It may have fewer soldiers, weaker alliances and stronger enemies

SEOUL – WHEN HE DID his basic military training in 2009, Lee Ju-min was so disconnected from the world for four months that he forgot how to use a computer. Josh Yang got three minutes of phone time during his first six weeks in training in 2016. But by the time Chon Dong-yeong joined the South Korean army in 2019, he was allowed to use his mobile phone every evening, from the end of drilling until lights out. “My experience in the army was very different from that of my friends, even those who started a year earlier,” he says.

The easing of restrictions on soldiers has been one of the more visible changes in South Korea’s armed forces in recent years. But it is only one of many. The government wants to make the army smaller, more efficient and better able to deal with the changing threats the country faces. At the same time, politicians want it to become more attuned to the increasingly liberal society that it is there to defend.

The reforms are driven partly by demography. South Korea is ageing faster than any other country in the world. Last year the population shrank for the first time since records began. That makes the past reliance on a big army manned by conscripts impossible to sustain, says Sheen Seong-ho of Seoul National University. It therefore provides an impetus to overhaul the command structure, to beef up the navy and air force, and to acquire more advanced weapons.

More modern forces are seen as all the more important because South Korea finds itself in an increasingly alarming geopolitical environment. Security types like to refer to it as a “shrimp among whales”. China has shown itself to be hostile: in 2017, after South Korea allowed the deployment of an American anti-missile system intended chiefly as a defence against North Korea, China punished it with a painful economic boycott. Relations with Japan, a fellow American ally, continue to be disrupted by a simmering argument over Japan’s obligations to elderly Koreans forced to work in factories and brothels by the Japanese army during the second world war. North Korea, though a fellow shrimp, is still technically at war with the South and is continuing to build up its arsenal of both nuclear and conventional weapons.

The shifting dynamics of the alliance with America are of particular concern. Donald Trump kept demanding that South Korea cover more of the cost of keeping 28,500 American troops in the country, and muttered about withdrawing them altogether. In 2019 he called off joint exercises that had been held with South Korea every year since 1961. Even with a new president in the White House, America will expect South Korea to take on more responsibility and develop its capabilities in areas such as intelligence-gathering, planning, and naval and air defence, says a military officer involved in the defence reforms. “The new administration is going to be more diplomatic and polite about it, so I expect we’ll get on better, but their objectives will not change fundamentally,” he says.

To some degree, America’s aims match those of the South Korean government, which would like more say in the alliance. At present, command of all South Korean forces would be handed to an American in the event of a war on the peninsula. This arrangement dates back to the origins of the alliance, during the Korean war, when the South was considered unable to defend itself alone against an assault from the North. But in the early 2000s the left-of-centre government of Roh Moo-hyun began trying to build the capacity to take back control of the country’s own forces. The current government, which is led by Moon Jae-in, who was Roh’s chief-of-staff, had hoped to complete the transfer by the end of Mr Moon’s term, next year. But it looks unlikely that the armed forces’ capabilities will have improved to the degree required in time.

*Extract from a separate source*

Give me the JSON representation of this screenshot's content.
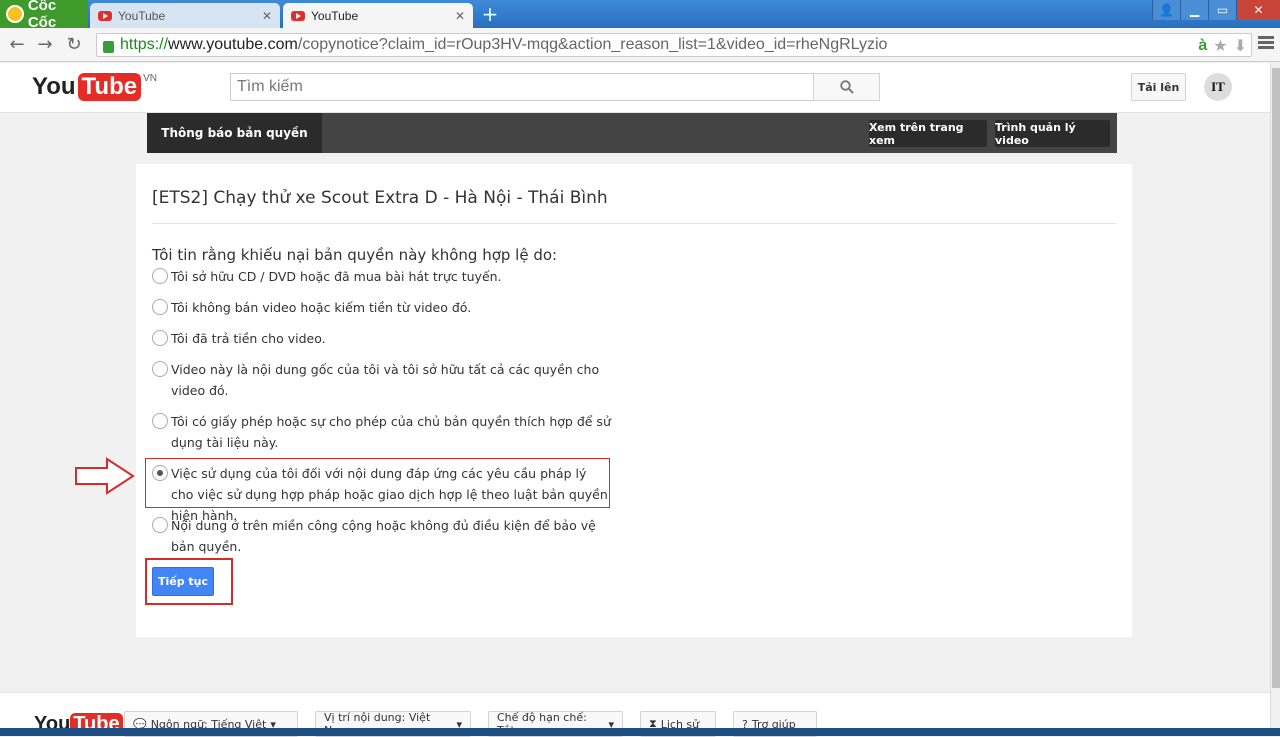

Other aspects of the reforms are progressing faster. The number of troops declined to 555,000 at the end of last year, down from 600,000 in 2018. It is supposed to fall below half a million by the end of this year, with the bulk of the cuts made to the army. Mandatory military service is being shortened to 18 months. Wages for conscripts are rising sharply. The government aims to hire more women and more civilians to work for the armed forces, to help bridge the gap between soldiers and the rest of society.

Last summer the country launched its first military-communications satellite. It also secured America’s approval to modify past agreements to permit it to use solid fuel in missiles, which allows them to be launched more quickly and easily. That should pave the way for better deterrence against the North, although the South says it plans mainly to launch satellites this way. Defence spending rose by 8.2% in 2019 and by 7.4% in 2020; this year’s budget envisages an increase of 5%, despite the intense competition for funds created by the covid-19 pandemic.

Some of the money will be misspent. Last year, for instance, the navy announced that it would soon build an aircraft-carrier—a pointless trophy, in the eyes of many. “It’s like having a golden gun,” says the defence-planning officer. But the armed forces are also stocking up on drones, submarines and anti-submarine defences, among other sensible purchases.

In public, Mr Moon’s administration insists that it is committed to peace with North Korea and does not expect fundamental changes to the alliance with America. The cheery language, however, masks quiet but elaborate contingency planning, in case either expectation is dashed.